Von Peking und Moskau über Tel Aviv und Kampala bis Madrid und London – weltweit herrscht an den Korrespondenten-Standorten der corona-bedingte Ausnahmezustand. Journalist*innen sind aufgrund mehr oder weniger strikter „Stay-at-home“-Anordnungen aufs Homeoffice mit Bildschirm und Telefon zurückgeworfen. Auch in New York, dem Sehnsuchtsort für freie Journalist*innen und Arbeitsort von rund 50 deutschen Korrespondent*innen.

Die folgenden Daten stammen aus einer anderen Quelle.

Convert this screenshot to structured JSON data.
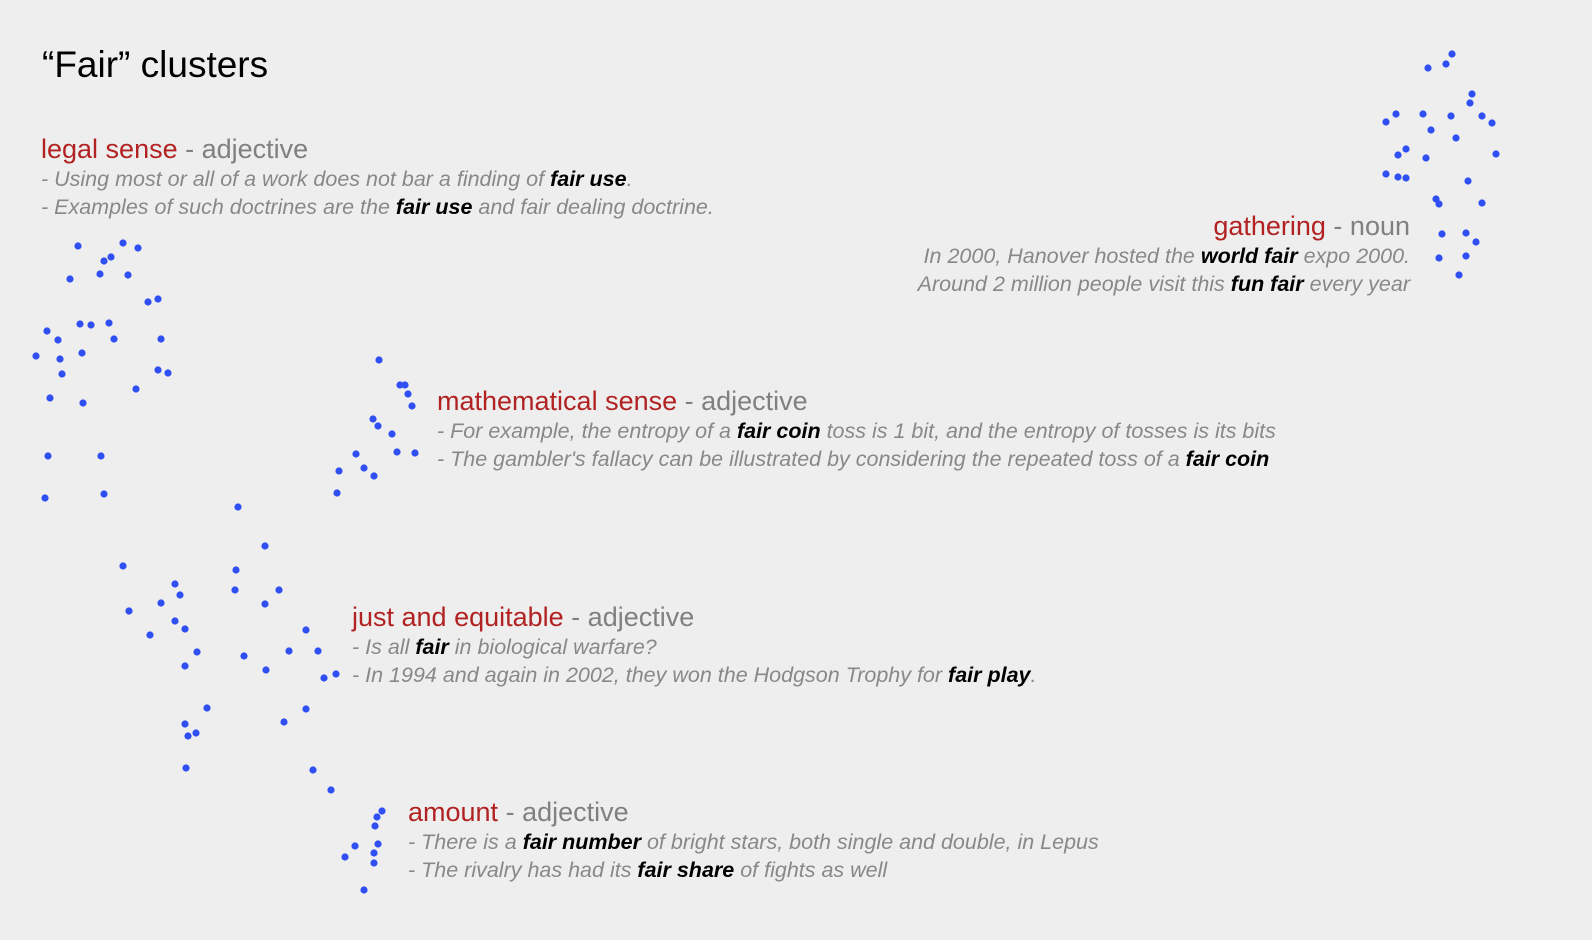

Kolleg*innen im Ausland berichten in diesen Zeiten immer wieder vom befürchteten Homeoffice-Koller. Dazu kommt neben der Angst um die eigene Gesundheit („Ich habe kein Desinfektionsmittel mehr. Reicht es, das Paket, das der Briefträger vor der Tür abgelegt hat, mit einem feuchten Tuch abzuwischen?“) die bange Frage, ob sich im Berichtsgebiet überhaupt irgendwann Licht am Ende des Tunnels zeigen wird.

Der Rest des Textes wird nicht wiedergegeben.